Hacker News new | ask | show | jobs
by piyush_soni 4043 days ago
Then you're not following Microsoft enough. They are gradually making all the development tools cross-platform, just to bank on the dev knowledge of the users of Windows, Linux and Mac. Browser add-ons is another area they can get benefitted from by the help of other platform developers.
1 comments

What development tools?
They have made .Net & CoreCLR open source (including the compiler, runtime and libraries), enabled Visual Studio to do more than developing just Windows applications (they now allow developing Android/iOS apps as well) and are trying to make developing for other platforms even easier with VS 2015.

Not only that, they just released a cross platform Code Editor which works on Windows, Linux and Mac, called 'Visual Studio Code'. That and more was announced in the Build Conference held recently.

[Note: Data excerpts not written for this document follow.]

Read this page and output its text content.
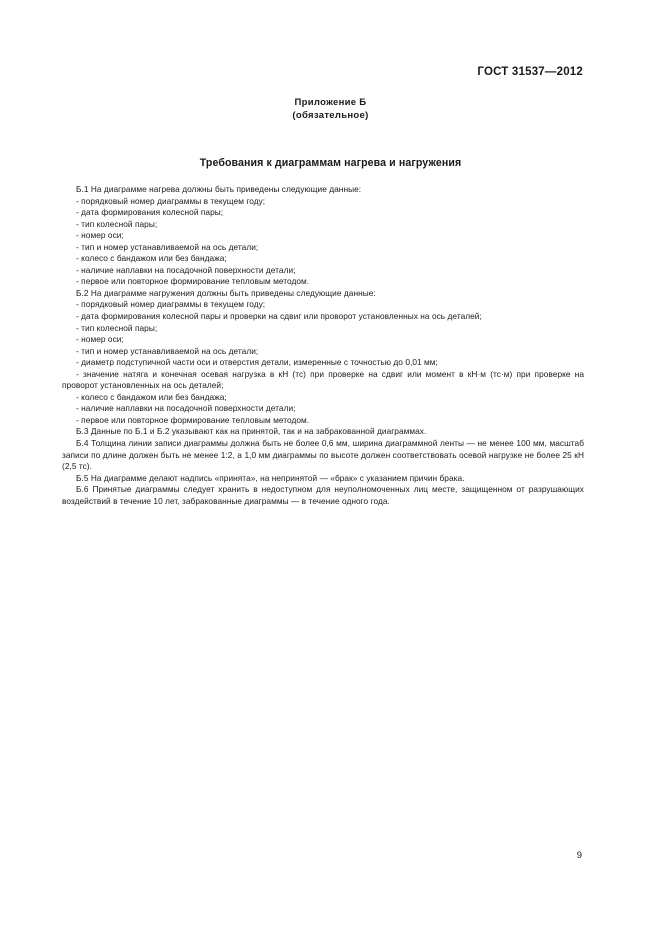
ГОСТ 31537—2012
Приложение Б
(обязательное)
Требования к диаграммам нагрева и нагружения

Б.1 На диаграмме нагрева должны быть приведены следующие данные:

- порядковый номер диаграммы в текущем году;

- дата формирования колесной пары;

- тип колесной пары;

- номер оси;

- тип и номер устанавливаемой на ось детали;

- колесо с бандажом или без бандажа;

- наличие наплавки на посадочной поверхности детали;

- первое или повторное формирование тепловым методом.

Б.2 На диаграмме нагружения должны быть приведены следующие данные:

- порядковый номер диаграммы в текущем году;

- дата формирования колесной пары и проверки на сдвиг или проворот установленных на ось деталей;

- тип колесной пары;

- номер оси;

- тип и номер устанавливаемой на ось детали;

- диаметр подступичной части оси и отверстия детали, измеренные с точностью до 0,01 мм;

- значение натяга и конечная осевая нагрузка в кН (тс) при проверке на сдвиг или момент в кН·м (тс·м) при проверке на проворот установленных на ось деталей;

- колесо с бандажом или без бандажа;

- наличие наплавки на посадочной поверхности детали;

- первое или повторное формирование тепловым методом.

Б.3 Данные по Б.1 и Б.2 указывают как на принятой, так и на забракованной диаграммах.

Б.4 Толщина линии записи диаграммы должна быть не более 0,6 мм, ширина диаграммной ленты — не менее 100 мм, масштаб записи по длине должен быть не менее 1:2, а 1,0 мм диаграммы по высоте должен соответствовать осевой нагрузке не более 25 кН (2,5 тс).

Б.5 На диаграмме делают надпись «принята», на непринятой — «брак» с указанием причин брака.

Б.6 Принятые диаграммы следует хранить в недоступном для неуполномоченных лиц месте, защищенном от разрушающих воздействий в течение 10 лет, забракованные диаграммы — в течение одного года.

9
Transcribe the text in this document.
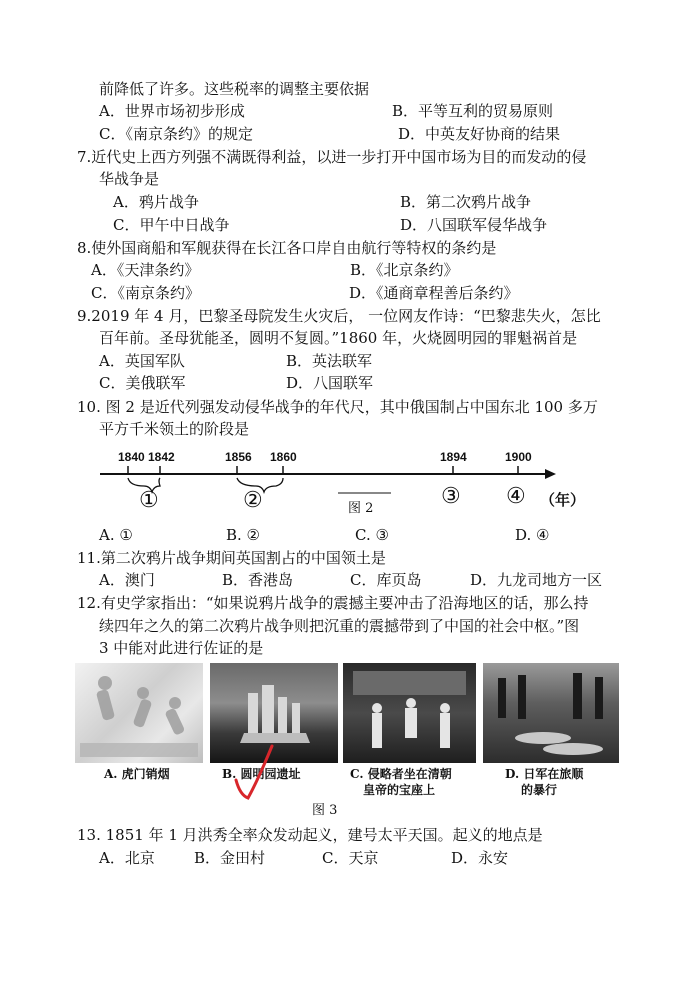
前降低了许多。这些税率的调整主要依据
A．世界市场初步形成	B．平等互利的贸易原则
C．《南京条约》的规定	D．中英友好协商的结果
7.近代史上西方列强不满既得利益，以进一步打开中国市场为目的而发动的侵
华战争是
A．鸦片战争	B．第二次鸦片战争
C．甲午中日战争	D．八国联军侵华战争
8.使外国商船和军舰获得在长江各口岸自由航行等特权的条约是
A．《天津条约》	B．《北京条约》
C．《南京条约》	D．《通商章程善后条约》
9.2019 年 4 月，巴黎圣母院发生火灾后， 一位网友作诗：“巴黎悲失火，怎比
百年前。圣母犹能圣，圆明不复圆。”1860 年，火烧圆明园的罪魁祸首是
A．英国军队	B．英法联军
C．美俄联军	D．八国联军
10. 图 2 是近代列强发动侵华战争的年代尺，其中俄国制占中国东北 100 多万
平方千米领土的阶段是
1840 1842	1856 1860	1894	1900
①	②	③ ④ （年）
图 2
A. ①	B. ②	C. ③	D. ④
11.第二次鸦片战争期间英国割占的中国领土是
A．澳门	B．香港岛	C．库页岛	D．九龙司地方一区
12.有史学家指出：“如果说鸦片战争的震撼主要冲击了沿海地区的话，那么持
续四年之久的第二次鸦片战争则把沉重的震撼带到了中国的社会中枢。”图
3 中能对此进行佐证的是
A. 虎门销烟	B. 圆明园遗址	C. 侵略者坐在清朝
皇帝的宝座上
D. 日军在旅顺
的暴行
图 3
13. 1851 年 1 月洪秀全率众发动起义，建号太平天国。起义的地点是
A．北京	B．金田村	C．天京	D．永安
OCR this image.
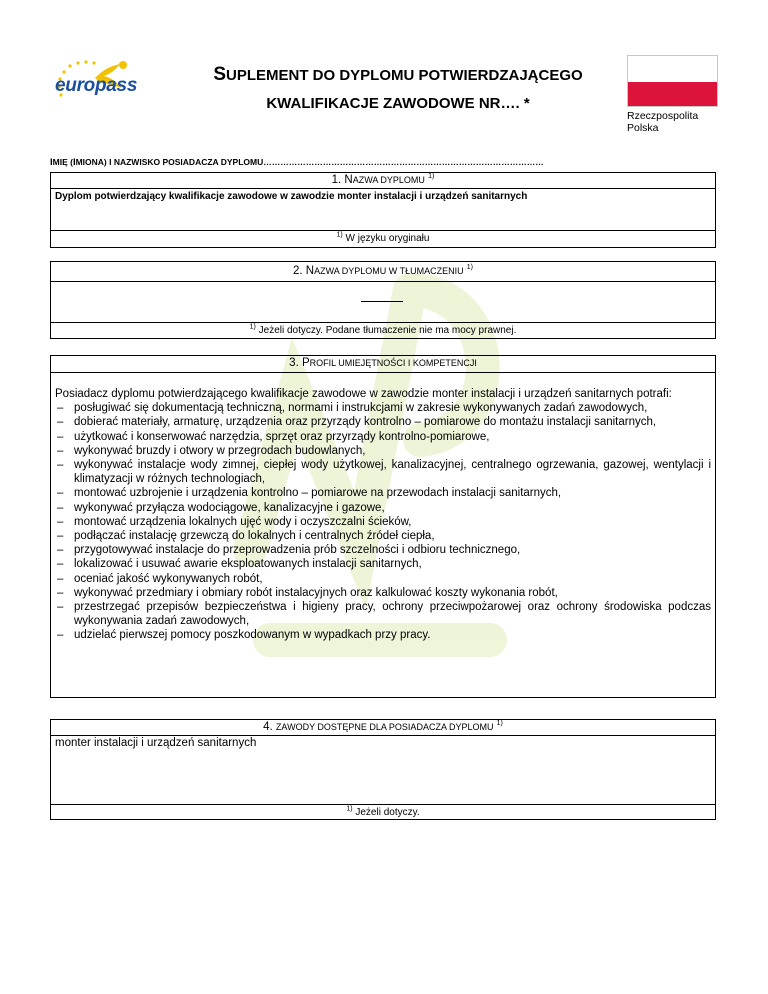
europass
SUPLEMENT DO DYPLOMU POTWIERDZAJĄCEGO
KWALIFIKACJE ZAWODOWE NR…. *
Rzeczpospolita
Polska
IMIĘ (IMIONA) I NAZWISKO POSIADACZA DYPLOMU………………………………………………………………………………………
1. NAZWA DYPLOMU $^{1)}$
Dyplom potwierdzający kwalifikacje zawodowe w zawodzie monter instalacji i urządzeń sanitarnych
$^{1)}$ W języku oryginału
2. NAZWA DYPLOMU W TŁUMACZENIU $^{1)}$
$^{1)}$ Jeżeli dotyczy. Podane tłumaczenie nie ma mocy prawnej.
3. PROFIL UMIEJĘTNOŚCI I KOMPETENCJI
Posiadacz dyplomu potwierdzającego kwalifikacje zawodowe w zawodzie monter instalacji i urządzeń sanitarnych potrafi:
– posługiwać się dokumentacją techniczną, normami i instrukcjami w zakresie wykonywanych zadań zawodowych,
– dobierać materiały, armaturę, urządzenia oraz przyrządy kontrolno – pomiarowe do montażu instalacji sanitarnych,
– użytkować i konserwować narzędzia, sprzęt oraz przyrządy kontrolno-pomiarowe,
– wykonywać bruzdy i otwory w przegrodach budowlanych,
– wykonywać instalacje wody zimnej, ciepłej wody użytkowej, kanalizacyjnej, centralnego ogrzewania, gazowej, wentylacji i klimatyzacji w różnych technologiach,
– montować uzbrojenie i urządzenia kontrolno – pomiarowe na przewodach instalacji sanitarnych,
– wykonywać przyłącza wodociągowe, kanalizacyjne i gazowe,
– montować urządzenia lokalnych ujęć wody i oczyszczalni ścieków,
– podłączać instalację grzewczą do lokalnych i centralnych źródeł ciepła,
– przygotowywać instalacje do przeprowadzenia prób szczelności i odbioru technicznego,
– lokalizować i usuwać awarie eksploatowanych instalacji sanitarnych,
– oceniać jakość wykonywanych robót,
– wykonywać przedmiary i obmiary robót instalacyjnych oraz kalkulować koszty wykonania robót,
– przestrzegać przepisów bezpieczeństwa i higieny pracy, ochrony przeciwpożarowej oraz ochrony środowiska podczas wykonywania zadań zawodowych,
– udzielać pierwszej pomocy poszkodowanym w wypadkach przy pracy.
4. ZAWODY DOSTĘPNE DLA POSIADACZA DYPLOMU $^{1)}$
monter instalacji i urządzeń sanitarnych
$^{1)}$ Jeżeli dotyczy.
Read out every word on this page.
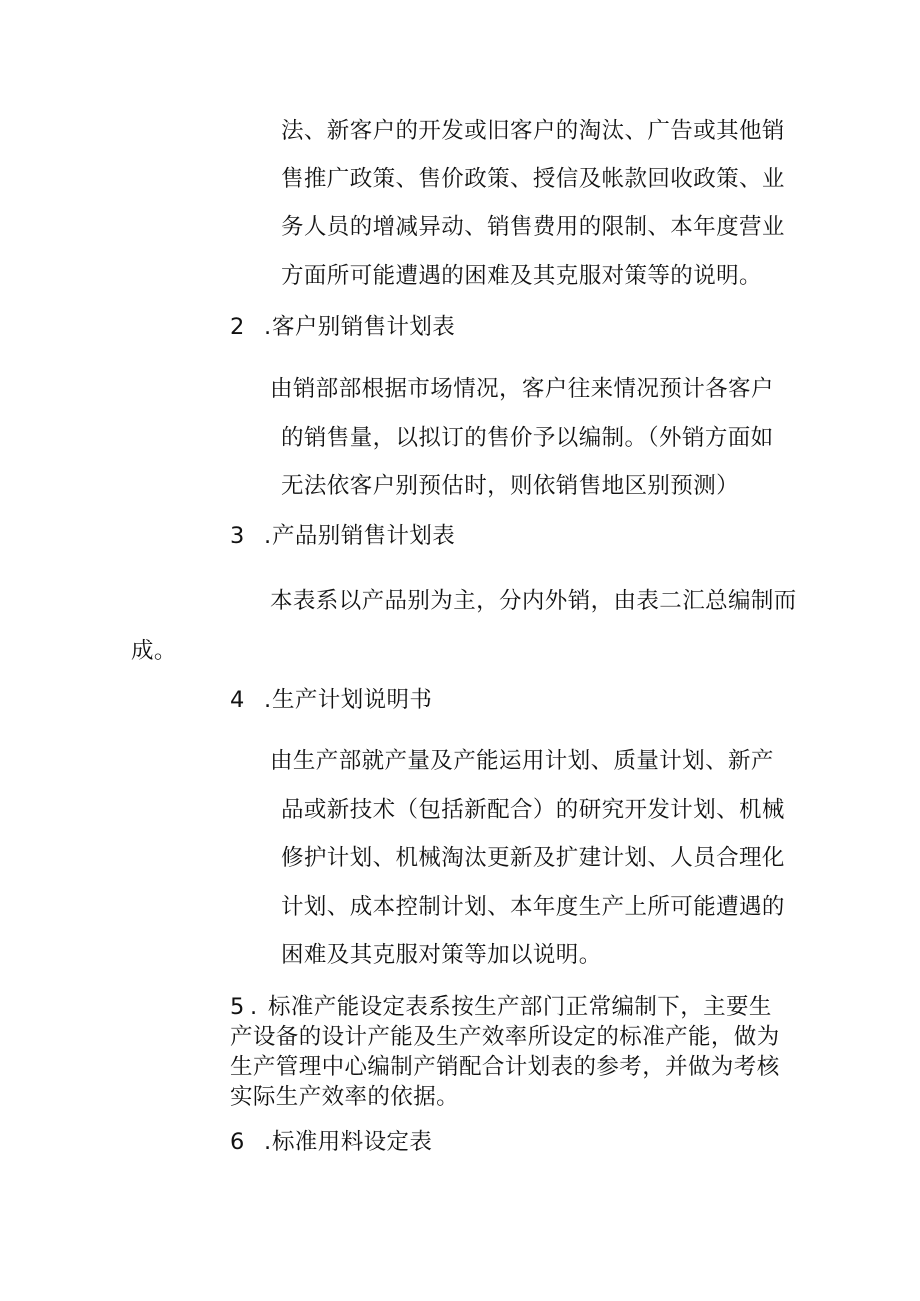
法、新客户的开发或旧客户的淘汰、广告或其他销
售推广政策、售价政策、授信及帐款回收政策、业
务人员的增减异动、销售费用的限制、本年度营业
方面所可能遭遇的困难及其克服对策等的说明。
2 .客户别销售计划表
由销部部根据市场情况，客户往来情况预计各客户
的销售量，以拟订的售价予以编制。（外销方面如
无法依客户别预估时，则依销售地区别预测）
3 .产品别销售计划表
本表系以产品别为主，分内外销，由表二汇总编制而
成。
4 .生产计划说明书
由生产部就产量及产能运用计划、质量计划、新产
品或新技术（包括新配合）的研究开发计划、机械
修护计划、机械淘汰更新及扩建计划、人员合理化
计划、成本控制计划、本年度生产上所可能遭遇的
困难及其克服对策等加以说明。
5 . 标准产能设定表系按生产部门正常编制下，主要生
产设备的设计产能及生产效率所设定的标准产能，做为
生产管理中心编制产销配合计划表的参考，并做为考核
实际生产效率的依据。
6 .标准用料设定表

Visual Studio Code is just a re-branded Atom editor [1] bundled with atom plugins, such as OmniSharp [2]. And while Atom is impressive, that's not Microsoft's doing, plus they took an open-source project and released something which isn't open-source and named that in a way to make people believe that Visual Studio is now all of a sudden cross-platform. Well, I think I'll pass for now.

[1] https://atom.io/

[2] http://www.omnisharp.net/

[3] https://code.visualstudio.com/License

Rebranding or not, doesn't matter (A lot of mainstream projects out there start like that). The point is that they are pushing to be a company that supports a cross platform development, so I'm surprised that you'd even bring that point. Also, CoreCLR and .Net are their own, and no, unlike what you think, they aren't going anywhere so soon.